All About E certainly tries. It has a strong social theme with hero E (Mandahla Rose) being a gay woman living in a very contemporary society in gay-friendly Sydney after hailing from the comparatively less tolerant Wollongong to very conservative Lebanese parents – great to see legendary Aussie actor Lex Marinos (Kingswood Country’s Bruno) in a movie again for the first time in about 20 years.

But despite the very thematic backdrop, writer/director Louise Wadley has tried to make All About E a rip-roaring genre piece. E is a successful nightclub DJ living with her best friend, the excessively camp Irishman Matt, and when she comes across a bag of money she doesn’t realise belongs to her creepy boss Johnny (Simon Bolton), they decide to hightail it out of Sydney in search of a new life.

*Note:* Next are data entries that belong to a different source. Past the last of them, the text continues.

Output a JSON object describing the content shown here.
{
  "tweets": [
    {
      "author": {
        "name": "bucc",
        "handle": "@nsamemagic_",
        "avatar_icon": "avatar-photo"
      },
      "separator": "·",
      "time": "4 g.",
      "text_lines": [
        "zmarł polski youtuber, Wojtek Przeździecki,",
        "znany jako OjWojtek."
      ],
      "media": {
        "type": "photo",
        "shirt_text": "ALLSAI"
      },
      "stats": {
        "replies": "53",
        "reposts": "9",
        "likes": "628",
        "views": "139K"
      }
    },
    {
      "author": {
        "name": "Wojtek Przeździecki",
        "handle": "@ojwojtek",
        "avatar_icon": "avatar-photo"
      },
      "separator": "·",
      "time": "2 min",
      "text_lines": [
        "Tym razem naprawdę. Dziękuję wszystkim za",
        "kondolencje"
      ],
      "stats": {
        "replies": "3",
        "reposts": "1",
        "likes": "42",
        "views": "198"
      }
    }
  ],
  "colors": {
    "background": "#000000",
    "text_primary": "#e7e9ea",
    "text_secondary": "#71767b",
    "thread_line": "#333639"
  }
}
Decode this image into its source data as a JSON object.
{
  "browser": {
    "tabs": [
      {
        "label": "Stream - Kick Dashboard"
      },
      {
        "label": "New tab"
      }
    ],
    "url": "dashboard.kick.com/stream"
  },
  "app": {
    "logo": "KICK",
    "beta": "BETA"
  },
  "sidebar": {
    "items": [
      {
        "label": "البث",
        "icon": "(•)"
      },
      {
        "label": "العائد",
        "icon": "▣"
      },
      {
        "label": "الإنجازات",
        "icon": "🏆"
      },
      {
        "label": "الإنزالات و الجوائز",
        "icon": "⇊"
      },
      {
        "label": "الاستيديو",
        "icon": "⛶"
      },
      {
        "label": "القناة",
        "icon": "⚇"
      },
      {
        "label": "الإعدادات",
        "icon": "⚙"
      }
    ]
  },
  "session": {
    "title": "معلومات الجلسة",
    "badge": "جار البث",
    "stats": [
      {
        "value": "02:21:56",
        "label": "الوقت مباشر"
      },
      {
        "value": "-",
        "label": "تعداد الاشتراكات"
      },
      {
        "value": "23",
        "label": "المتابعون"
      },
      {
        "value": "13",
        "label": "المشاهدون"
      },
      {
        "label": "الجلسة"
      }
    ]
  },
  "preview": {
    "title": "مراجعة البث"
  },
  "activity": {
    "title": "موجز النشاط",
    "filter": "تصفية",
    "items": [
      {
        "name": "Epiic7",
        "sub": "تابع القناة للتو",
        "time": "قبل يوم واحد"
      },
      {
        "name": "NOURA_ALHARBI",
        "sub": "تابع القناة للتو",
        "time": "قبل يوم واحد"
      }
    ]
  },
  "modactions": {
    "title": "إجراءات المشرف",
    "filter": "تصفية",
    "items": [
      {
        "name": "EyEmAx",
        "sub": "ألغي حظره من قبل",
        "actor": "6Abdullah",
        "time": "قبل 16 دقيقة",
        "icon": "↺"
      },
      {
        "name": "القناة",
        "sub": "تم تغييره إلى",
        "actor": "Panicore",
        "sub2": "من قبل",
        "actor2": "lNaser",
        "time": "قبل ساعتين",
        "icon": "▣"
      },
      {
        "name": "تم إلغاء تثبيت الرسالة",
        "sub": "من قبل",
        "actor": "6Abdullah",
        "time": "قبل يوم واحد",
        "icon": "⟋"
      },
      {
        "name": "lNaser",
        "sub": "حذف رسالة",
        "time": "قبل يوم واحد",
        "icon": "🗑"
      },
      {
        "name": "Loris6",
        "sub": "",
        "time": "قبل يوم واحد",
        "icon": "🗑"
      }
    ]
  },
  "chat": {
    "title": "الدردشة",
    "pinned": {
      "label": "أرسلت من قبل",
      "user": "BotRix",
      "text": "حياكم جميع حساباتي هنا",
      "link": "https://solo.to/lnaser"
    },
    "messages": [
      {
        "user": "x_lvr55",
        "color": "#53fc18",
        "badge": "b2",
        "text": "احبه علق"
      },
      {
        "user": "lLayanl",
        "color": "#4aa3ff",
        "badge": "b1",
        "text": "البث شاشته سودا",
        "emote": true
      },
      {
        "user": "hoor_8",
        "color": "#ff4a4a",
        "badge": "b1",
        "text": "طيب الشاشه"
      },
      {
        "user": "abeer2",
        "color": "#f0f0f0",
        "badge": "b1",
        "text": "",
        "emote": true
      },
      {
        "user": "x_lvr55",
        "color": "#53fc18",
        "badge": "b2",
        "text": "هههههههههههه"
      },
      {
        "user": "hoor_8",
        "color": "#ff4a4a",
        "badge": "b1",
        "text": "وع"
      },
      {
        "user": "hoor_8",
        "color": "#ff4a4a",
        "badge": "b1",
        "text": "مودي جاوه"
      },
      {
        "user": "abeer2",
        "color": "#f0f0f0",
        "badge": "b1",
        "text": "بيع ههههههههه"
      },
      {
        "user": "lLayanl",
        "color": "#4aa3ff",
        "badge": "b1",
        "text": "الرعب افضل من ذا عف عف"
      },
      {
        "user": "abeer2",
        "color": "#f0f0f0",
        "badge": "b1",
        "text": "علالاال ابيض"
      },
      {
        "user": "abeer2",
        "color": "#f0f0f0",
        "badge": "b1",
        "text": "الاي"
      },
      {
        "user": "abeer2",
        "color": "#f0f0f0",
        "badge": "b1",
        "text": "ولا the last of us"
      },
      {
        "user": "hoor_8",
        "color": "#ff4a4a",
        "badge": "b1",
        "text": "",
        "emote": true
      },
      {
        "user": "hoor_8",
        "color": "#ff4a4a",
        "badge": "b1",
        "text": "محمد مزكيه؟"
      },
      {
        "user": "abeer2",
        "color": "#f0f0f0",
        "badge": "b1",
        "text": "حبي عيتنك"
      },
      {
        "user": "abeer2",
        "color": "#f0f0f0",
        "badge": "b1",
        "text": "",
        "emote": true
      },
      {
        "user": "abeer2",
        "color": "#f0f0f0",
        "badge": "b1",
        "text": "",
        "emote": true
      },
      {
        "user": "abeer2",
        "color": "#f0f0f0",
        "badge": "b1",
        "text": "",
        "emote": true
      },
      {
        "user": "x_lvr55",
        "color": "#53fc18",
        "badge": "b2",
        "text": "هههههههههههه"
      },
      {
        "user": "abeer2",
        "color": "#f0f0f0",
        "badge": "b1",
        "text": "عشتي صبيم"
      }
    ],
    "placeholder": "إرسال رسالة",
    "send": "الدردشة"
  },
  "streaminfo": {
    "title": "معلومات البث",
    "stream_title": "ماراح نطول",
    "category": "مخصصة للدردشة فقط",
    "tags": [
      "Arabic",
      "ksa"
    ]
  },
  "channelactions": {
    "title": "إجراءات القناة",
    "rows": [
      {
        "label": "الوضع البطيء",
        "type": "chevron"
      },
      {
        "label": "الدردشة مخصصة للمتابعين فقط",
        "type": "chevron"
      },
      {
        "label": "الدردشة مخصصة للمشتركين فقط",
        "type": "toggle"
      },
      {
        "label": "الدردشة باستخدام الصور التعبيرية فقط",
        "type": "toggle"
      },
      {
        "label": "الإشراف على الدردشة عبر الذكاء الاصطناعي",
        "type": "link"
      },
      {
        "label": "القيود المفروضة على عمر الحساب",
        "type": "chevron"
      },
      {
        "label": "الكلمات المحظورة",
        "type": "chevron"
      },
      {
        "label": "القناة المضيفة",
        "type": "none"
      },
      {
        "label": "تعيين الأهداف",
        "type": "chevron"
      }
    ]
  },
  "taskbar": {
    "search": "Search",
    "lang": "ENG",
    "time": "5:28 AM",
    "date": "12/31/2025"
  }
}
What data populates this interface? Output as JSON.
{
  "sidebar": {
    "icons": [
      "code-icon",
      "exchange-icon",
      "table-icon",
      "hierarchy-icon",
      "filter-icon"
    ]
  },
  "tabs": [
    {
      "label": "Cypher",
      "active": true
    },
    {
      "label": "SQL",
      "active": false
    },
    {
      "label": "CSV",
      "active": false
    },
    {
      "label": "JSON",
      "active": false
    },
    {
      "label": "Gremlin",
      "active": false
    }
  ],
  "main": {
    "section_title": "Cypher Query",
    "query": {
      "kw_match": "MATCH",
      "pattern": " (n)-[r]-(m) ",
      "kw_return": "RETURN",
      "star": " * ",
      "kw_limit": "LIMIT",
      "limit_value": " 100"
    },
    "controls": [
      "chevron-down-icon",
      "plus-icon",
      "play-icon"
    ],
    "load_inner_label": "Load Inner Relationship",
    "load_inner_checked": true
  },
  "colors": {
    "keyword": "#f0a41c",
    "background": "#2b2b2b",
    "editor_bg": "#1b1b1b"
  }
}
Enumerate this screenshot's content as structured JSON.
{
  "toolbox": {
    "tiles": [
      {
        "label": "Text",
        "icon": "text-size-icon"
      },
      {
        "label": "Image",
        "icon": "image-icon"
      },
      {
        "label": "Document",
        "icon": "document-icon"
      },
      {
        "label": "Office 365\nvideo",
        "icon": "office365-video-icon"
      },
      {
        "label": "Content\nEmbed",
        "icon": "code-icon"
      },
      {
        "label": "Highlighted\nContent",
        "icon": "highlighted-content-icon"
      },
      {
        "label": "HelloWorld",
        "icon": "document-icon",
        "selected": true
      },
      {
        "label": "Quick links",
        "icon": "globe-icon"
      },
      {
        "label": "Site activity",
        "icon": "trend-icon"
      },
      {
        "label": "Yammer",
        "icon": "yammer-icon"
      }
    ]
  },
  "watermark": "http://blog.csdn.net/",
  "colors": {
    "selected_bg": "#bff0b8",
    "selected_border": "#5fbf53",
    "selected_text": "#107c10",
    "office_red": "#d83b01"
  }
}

But Johnny is connected to a drug deal he needs the money for, and he’ll stop at nothing to get it back, dispatching his scary thugs after E and Matt and eventually following them into the bush himself.

E is headed to the farm owned by her former lover Trish (Julia Billngton), the subject of a heartbreaking split we see in a few flashbacks scattered throughout the story.

There aren’t as many thrills or action as you’d probably like – more a sense of intrigue and danger that builds slowly as Johnny closes in on E and Matt – but that might be budgetary more than anything.

Wadley has a good eye and Rose is a good lead. She gets a bit more screen time than she’s perhaps completely comfortable with as the performance stumbles once or twice, but everyone takes the script seriously and gives it everything they’ve got.